砦の奥に辿りつくと、五右衛門が座り込んでいた。

彼女は瓦礫に埋もれた一人の男に話しかけているようだった。

 

 

キ「五右衛門!!」

 

 

五「キリト氏・・・もう手遅れにごじゃった・・・木下氏・・・」

 

 

五右衛門は目に涙を浮かべていた。埋もれている男はどうやら木下藤吉郎であろう。

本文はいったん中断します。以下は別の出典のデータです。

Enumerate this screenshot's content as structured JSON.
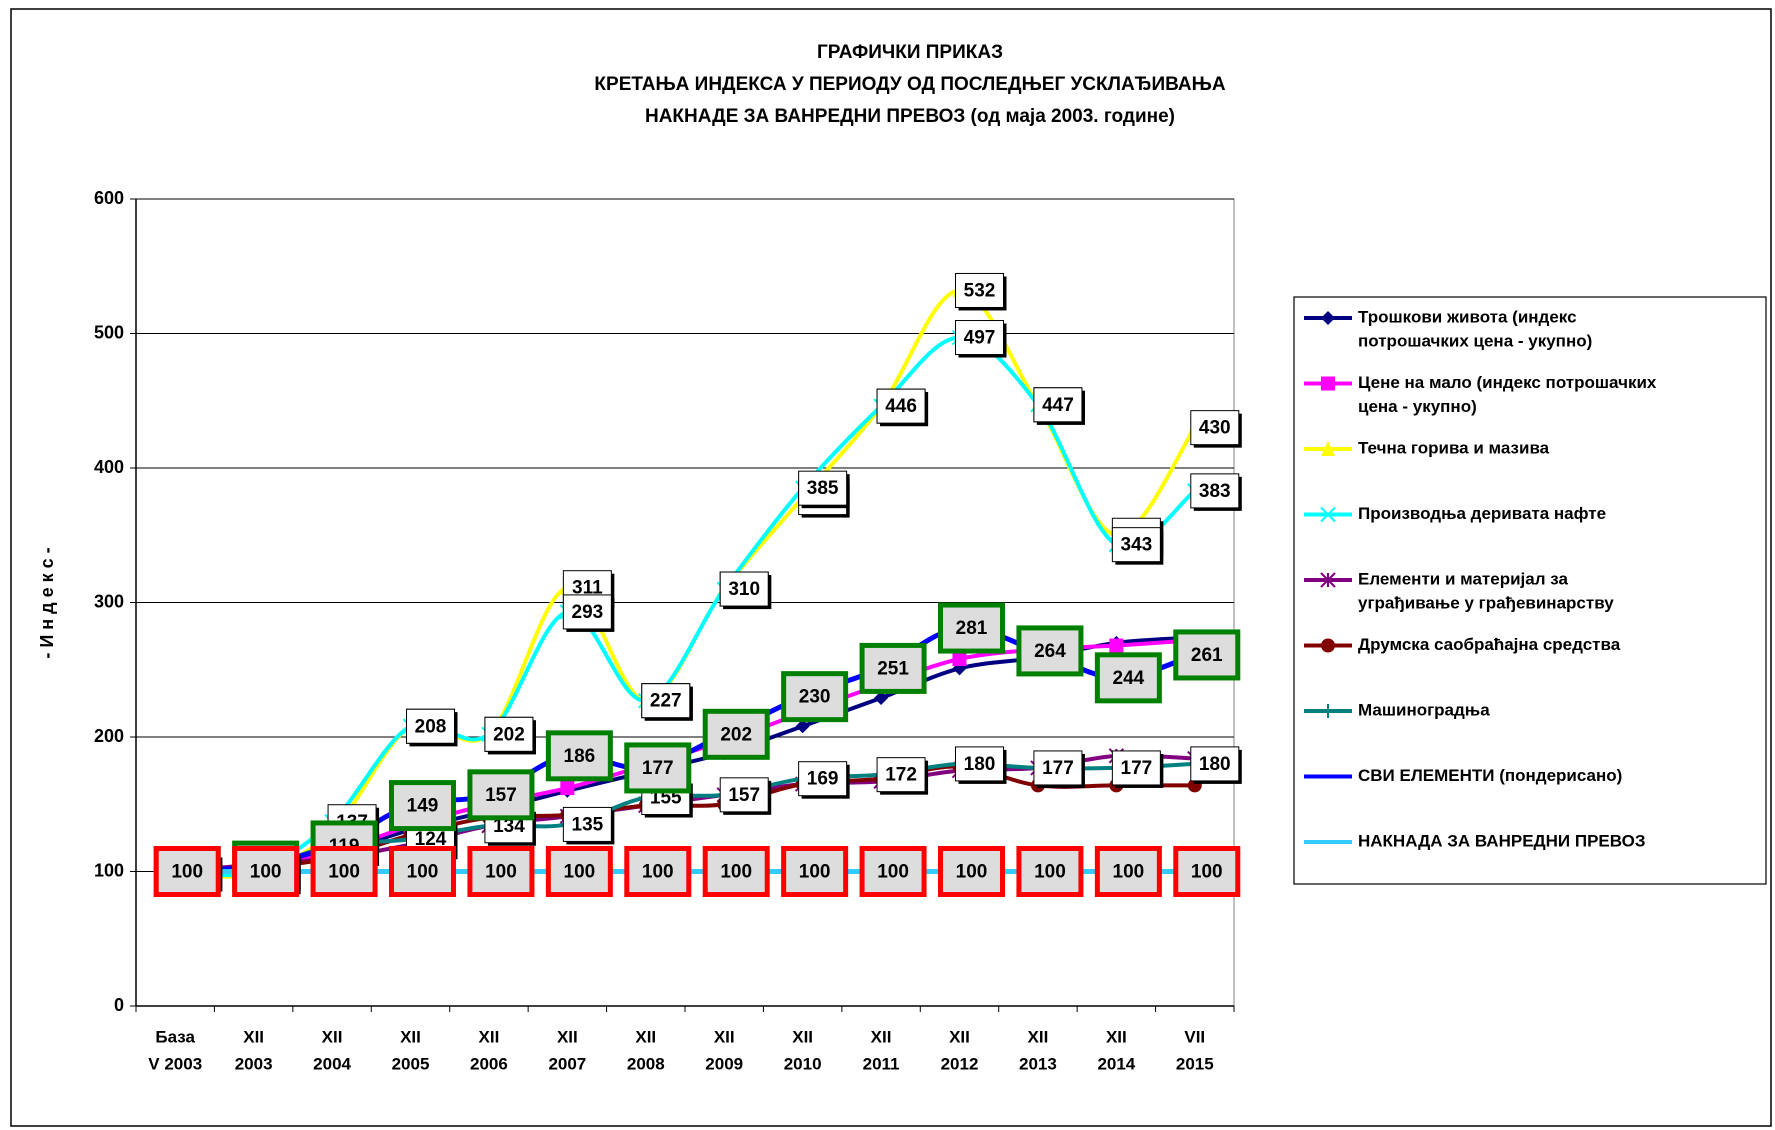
{
  "chart_data": {
    "type": "line",
    "title": [
      "ГРАФИЧКИ ПРИКАЗ",
      "КРЕТАЊА ИНДЕКСА У ПЕРИОДУ ОД ПОСЛЕДЊЕГ УСКЛАЂИВАЊА",
      "НАКНАДЕ ЗА ВАНРЕДНИ ПРЕВОЗ (од маја 2003. године)"
    ],
    "y_label": "- И н д е к с -",
    "categories": [
      [
        "База",
        "V 2003"
      ],
      [
        "XII",
        "2003"
      ],
      [
        "XII",
        "2004"
      ],
      [
        "XII",
        "2005"
      ],
      [
        "XII",
        "2006"
      ],
      [
        "XII",
        "2007"
      ],
      [
        "XII",
        "2008"
      ],
      [
        "XII",
        "2009"
      ],
      [
        "XII",
        "2010"
      ],
      [
        "XII",
        "2011"
      ],
      [
        "XII",
        "2012"
      ],
      [
        "XII",
        "2013"
      ],
      [
        "XII",
        "2014"
      ],
      [
        "VII",
        "2015"
      ]
    ],
    "ylim": [
      0,
      600
    ],
    "yticks": [
      0,
      100,
      200,
      300,
      400,
      500,
      600
    ],
    "grid": true,
    "legend": "right",
    "series": [
      {
        "name": [
          "Трошкови живота (индекс",
          "потрошачких цена - укупно)"
        ],
        "color": "#000080",
        "marker": "diamond",
        "label_box": null,
        "values": [
          100,
          103,
          113,
          131,
          145,
          160,
          174,
          188,
          208,
          229,
          251,
          259,
          270,
          274
        ]
      },
      {
        "name": [
          "Цене на мало (индекс потрошачких",
          "цена - укупно)"
        ],
        "color": "#ff00ff",
        "marker": "square",
        "label_box": null,
        "values": [
          100,
          103,
          114,
          134,
          150,
          162,
          179,
          197,
          218,
          239,
          258,
          265,
          268,
          272
        ]
      },
      {
        "name": [
          "Течна горива и мазива"
        ],
        "color": "#ffff00",
        "marker": "triangle",
        "label_box": "#ffffff",
        "values": [
          100,
          98,
          130,
          208,
          202,
          311,
          227,
          310,
          378,
          446,
          532,
          447,
          350,
          430
        ]
      },
      {
        "name": [
          "Производња деривата нафте"
        ],
        "color": "#00ffff",
        "marker": "x",
        "label_box": "#ffffff",
        "values": [
          100,
          100,
          137,
          208,
          202,
          293,
          227,
          310,
          385,
          446,
          497,
          447,
          343,
          383
        ]
      },
      {
        "name": [
          "Елементи и материјал за",
          "уграђивање у грађевинарству"
        ],
        "color": "#800080",
        "marker": "asterisk",
        "label_box": null,
        "values": [
          100,
          105,
          110,
          120,
          134,
          141,
          149,
          157,
          165,
          167,
          175,
          177,
          186,
          184
        ]
      },
      {
        "name": [
          "Друмска саобраћајна средства"
        ],
        "color": "#800000",
        "marker": "circle",
        "label_box": null,
        "values": [
          100,
          103,
          110,
          127,
          140,
          142,
          149,
          150,
          165,
          169,
          178,
          164,
          164,
          164
        ]
      },
      {
        "name": [
          "Машиноградња"
        ],
        "color": "#008080",
        "marker": "plus",
        "label_box": "#ffffff",
        "values": [
          100,
          102,
          119,
          124,
          134,
          135,
          155,
          157,
          169,
          172,
          180,
          177,
          177,
          180
        ]
      },
      {
        "name": [
          "СВИ ЕЛЕМЕНТИ (пондерисано)"
        ],
        "color": "#0000ff",
        "marker": "none",
        "label_box": "#008000",
        "values": [
          100,
          104,
          119,
          149,
          157,
          186,
          177,
          202,
          230,
          251,
          281,
          264,
          244,
          261
        ]
      },
      {
        "name": [
          "НАКНАДА ЗА ВАНРЕДНИ ПРЕВОЗ"
        ],
        "color": "#33ccff",
        "marker": "none",
        "label_box": "#ff0000",
        "values": [
          100,
          100,
          100,
          100,
          100,
          100,
          100,
          100,
          100,
          100,
          100,
          100,
          100,
          100
        ]
      }
    ]
  }
}
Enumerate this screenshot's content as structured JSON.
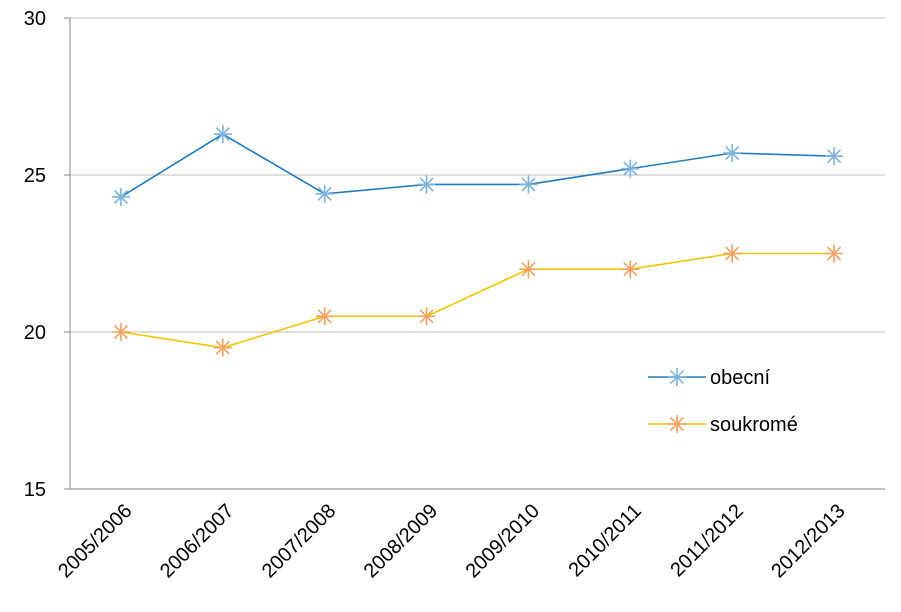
{
  "chart_data": {
    "type": "line",
    "title": "",
    "xlabel": "",
    "ylabel": "",
    "categories": [
      "2005/2006",
      "2006/2007",
      "2007/2008",
      "2008/2009",
      "2009/2010",
      "2010/2011",
      "2011/2012",
      "2012/2013"
    ],
    "ylim": [
      15,
      30
    ],
    "yticks": [
      15,
      20,
      25,
      30
    ],
    "grid": true,
    "legend_position": "right",
    "series": [
      {
        "name": "obecní",
        "color": "#1f7bbf",
        "marker_color": "#7eb3dc",
        "values": [
          24.3,
          26.3,
          24.4,
          24.7,
          24.7,
          25.2,
          25.7,
          25.6
        ]
      },
      {
        "name": "soukromé",
        "color": "#f5c400",
        "marker_color": "#f0a060",
        "values": [
          20.0,
          19.5,
          20.5,
          20.5,
          22.0,
          22.0,
          22.5,
          22.5
        ]
      }
    ]
  }
}
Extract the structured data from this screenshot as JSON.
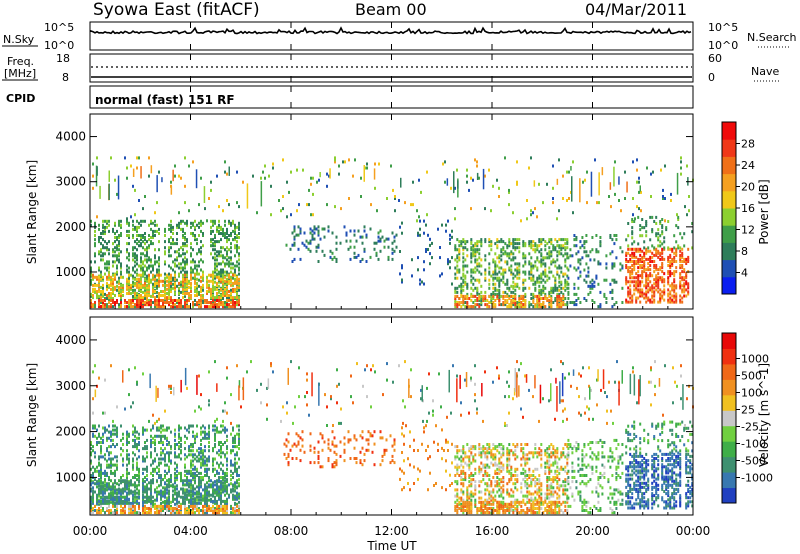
{
  "header": {
    "station": "Syowa East (fitACF)",
    "beam": "Beam 00",
    "date": "04/Mar/2011"
  },
  "top_panels": {
    "nsky_label": "N.Sky",
    "nsky_ticks": [
      "10^5",
      "10^0"
    ],
    "nsearch_label": "N.Search",
    "nsearch_ticks": [
      "10^5",
      "10^0"
    ],
    "freq_label": [
      "Freq.",
      "[MHz]"
    ],
    "freq_ticks": [
      "18",
      "8"
    ],
    "nave_label": "Nave",
    "nave_ticks": [
      "60",
      "0"
    ],
    "cpid_label": "CPID",
    "cpid_text": "normal (fast) 151 RF"
  },
  "chart_data": [
    {
      "type": "heatmap",
      "name": "power",
      "ylabel": "Slant Range [km]",
      "yticks": [
        "1000",
        "2000",
        "3000",
        "4000"
      ],
      "ylim": [
        180,
        4500
      ],
      "xlim": [
        0,
        24
      ],
      "colorbar_label": "Power [dB]",
      "colorbar_ticks": [
        "4",
        "8",
        "12",
        "16",
        "20",
        "24",
        "28"
      ],
      "colorbar_colors": [
        "#0a1ef0",
        "#1f4fb4",
        "#2e7d5a",
        "#3f9e48",
        "#8ccf30",
        "#f0c818",
        "#f5a020",
        "#f07018",
        "#f03818",
        "#f00a0a"
      ]
    },
    {
      "type": "heatmap",
      "name": "velocity",
      "ylabel": "Slant Range [km]",
      "yticks": [
        "1000",
        "2000",
        "3000",
        "4000"
      ],
      "ylim": [
        180,
        4500
      ],
      "xlim": [
        0,
        24
      ],
      "colorbar_label": "Velocity [m s^-1]",
      "colorbar_ticks": [
        "1000",
        "500",
        "100",
        "25",
        "-25",
        "-100",
        "-500",
        "-1000"
      ],
      "colorbar_colors": [
        "#2040c0",
        "#3878b0",
        "#3e9070",
        "#3fae48",
        "#70d040",
        "#c8c8c8",
        "#f0c020",
        "#f09020",
        "#f06818",
        "#f03010",
        "#e80808"
      ]
    }
  ],
  "x_axis": {
    "ticks": [
      "00:00",
      "04:00",
      "08:00",
      "12:00",
      "16:00",
      "20:00",
      "00:00"
    ],
    "label": "Time UT"
  }
}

しかし虫の息、まだ生きている。

 

 

キ「まだ間に合う!!うおぉぉぉぉ!!!!!!」

 

五「キ、キリト氏!!!」

 

 

キリトは炎にまみれ、藤吉郎に乗っかっている瓦礫を投げ、そのまま引っ張り出した。

 

 

キ「おい!しっかりしろ!!脱出するんだ!!!」

 

木下「・・・・・ぐぅぅ・・・わしはもうだめじゃ・・・」

 

キ「あきらめるな!!絶対に・・絶対に死なせない!!!!」

 

五「キリト氏・・・・・木下氏!しっかりするでごじゃるよぉ!!!」

 

 

キリトのあきらめない姿勢に感化され、五右衛門も大きな声を張り上げて藤吉郎を支える。

 

 

木下「五右衛門・・・出会えたみたいだみゃ。・・・よかった・・・。」

 

キ「しゃべるな!!脱出するぞ!!」

 

木下「もうええ・・・。流れ弾が当たっててな・・・どの道助からん。・・・黒服の兄ちゃんよぉ、おみゃあさんにワシの夢を・・・」

 

キ「夢なんて・・・生きて自分で叶えろよ!!」

 

木下「・・・・・・」

 

キ「おい・・・・うそだろ・・・・?」

 

五「うぅっ・・・・・・」

 

キ「くそぉぉぉおおおおおおお!!!!」

 

 

 

 

 

 

 

 

 

こうして村木砦の戦いは終わった。この戦いでの戦死者はあの激しい攻防の割に少なかったといえよう。しかし、敵味方問わずに死者がでたという事実には変わらない。キリトはSAOの中で何人も死んでいった人達を見てきた。この世界でも変わりはない。これはゲームなんかじゃない。現実なんだ・・・

 

 

一人では救いきれない生命、キリトはこのときある想いを胸に秘めていくこととなったのだ。

 




藤吉郎さんの死亡フラグは揺るがないようです。